In the calm before the climax, both groups of Belchers talk about what’s really going on. Tina and Louise bring Gene’s distractibility to his attention, both openly concerned about trusting him with the stolen black garlic. Tina tells him, “It’s because you always, I don’t want to say, ‘screw everything up,’ but maybe Louise does?” And back at the competition, Linda points out that Bob trusted their most irresponsible kid to pack the most essential ingredient. Subconsciously Bob wanted to have an excuse not to win the burger contest. Just when it looks like a shrug of an episode, everything snaps into place.

Leave it to Bob’s Burgers to see both sides. It’s not just that Gene is unreliable. It’s also that Bob sabotages himself. He wants to excuse failure so he never really tries. All that’s stewing while Gene and his sisters race back. When they get to the wharf, Louise wants to run the black garlic to Bob while Tina and Gene hold off Ray. “I’ll cut through the crowd like a fart through butter!”
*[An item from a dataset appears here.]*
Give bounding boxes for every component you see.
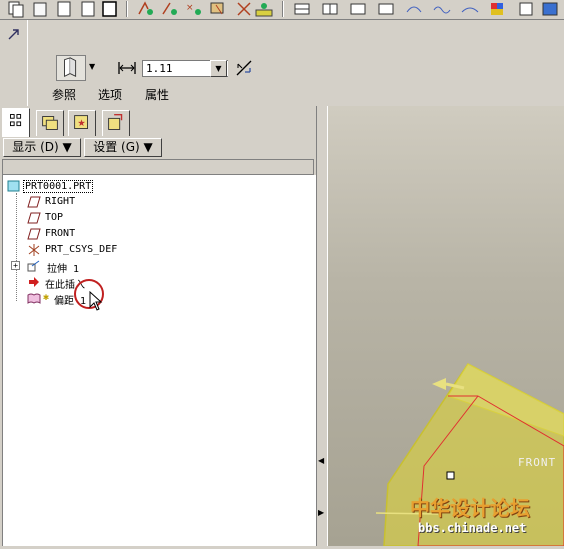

She’d let Gene do it, but the food festival is a distraction minefield for him. Gene acquiesces. “Hey, look, that cloud looks like a dinosaur on a thing.” When they look, he grabs the garlic and runs. He’s going to prove that he can avoid distractions. The best part: He distracted them by feigning his own distraction. Not bad for the kid who got distracted by a spatula. Twice.

True enough, the food festival is a distraction minefield, culminating in a cruel moment where Gene runs past the final temptation in hilarious slo-mo: “Hooot fuuudge caaar waaash!” When Gene gets there, Bob’s as proud of his son as he is happy to have his special ingredient in time. But he doesn’t have time for a heartwarming speech. As sweet as Bob’s Burgers is, it never goes full Full House. It knows sentiment is best served sparingly.

The judges loves Bob’s burger—the funniest moment in the episode is one creepy old judge really reveling in the words “exquisite mouthfeel”—but they love Skip Maroosh’s more. Bob’s actually disappointed. He gave it his all and still came up short. That would hit harder, but the burger competition isn’t the real drama. Gene proved himself, and Bob knows it, and Gene knows Bob knows it. True to the spirit of this quirky, big-hearted show, Bob doesn’t just tell Gene that he loves him and is proud of him. He tells him specifically that he loves the way Gene is. That’s what Bob comes out of “Best Burger” with, a richer relationship with his son.

The line of customers down the block waiting to try Bob’s black garlic burger is the cherry on top.

Toppings:

– The kids laugh off Ray’s boutique prices, so Ray responds in kind: “Perhaps you’d be more comfortable shopping at the gumball machine at the gas station.” Andy Daly milks it by pronouncing the “ch” in “machine” like a snob might pronounce the “ss” in “tissue.”

– Gene accepts Ray’s dismissal but adds, “When a rich john sets me up in style, I’m coming back and you better hope you don’t work on commission!” Of course Gene is the one with the Pretty Woman fantasy.

– When Gene runs off, Tina and Louise are left to hold Ray off. They wrap themselves around his legs. Louise: “Meet your new cankles, Ray!” Ray: “Don’t you cankle me!”

– Bob cheers for finishing in time. Chuck Charles undercuts the drama beautifully. “Hooray for Bob! He managed to somehow do what he does every day for a living. What a champion.”